I started futzing about in TADS3 and quickly thought of a very personal game idea.
Idea
An (ideally highly simulated) mechanical device that, when dismantled, triggers vignettes depicting me falling out of love with one of my IRL partners for an extremely painful and triggering reason. Based off a poem I already wrote called “Obsolescence” about the topic.
I know that pretty personal pieces are often made in choice-based stuff like Twine (I’ve made one of my own, with Reflecting My Face in the Mirror for the Neo-Twiny jam), and there’s a few I know of in parsers too.
But usually there’s some layer of abstraction, some “this is happening to a fictional character who might have similar experiences but is not me” (ex: Will Not Let Me Go (I think)), meanings filtered through analagous metaphors of magic and the like (ex: Of Their Shadows Deep), or just being general enough that it’s relatable in broader contexts (ex: my aforementioned Reflecting piece).
If there’s no abstraction of the personal events tho – if it’s just me and my actual experiences, negative and unfun as they were, is that a “good idea”?
By “good idea” I mean both in writing it (regarding my emotional health – I realize only I can know this for sure, but I’m wondering what other people’s personal experiences with this are, if any) and getting people to play it (regarding whether anyone actually want to play this when they know it’s both depressing and directly about the author).

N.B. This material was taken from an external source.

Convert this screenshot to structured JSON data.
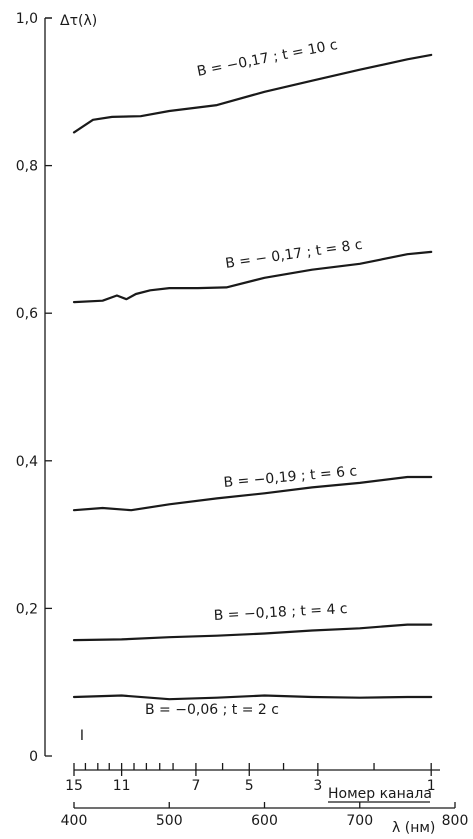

Before anyone says, “well you can make it and don’t have to show it to anyone”, that isn’t how or why I make art. I make art to show people and have them resonate* with it. Would extremely personal games even resonate in that way?
If not, how should I approach conveying an experience like it in a cathartic but actually enjoyable to players way?
*I remember the keynote for this Narrascope was “make it anyway and at least some people will resonate with it” but the topics she used as examples weren’t actively miserable.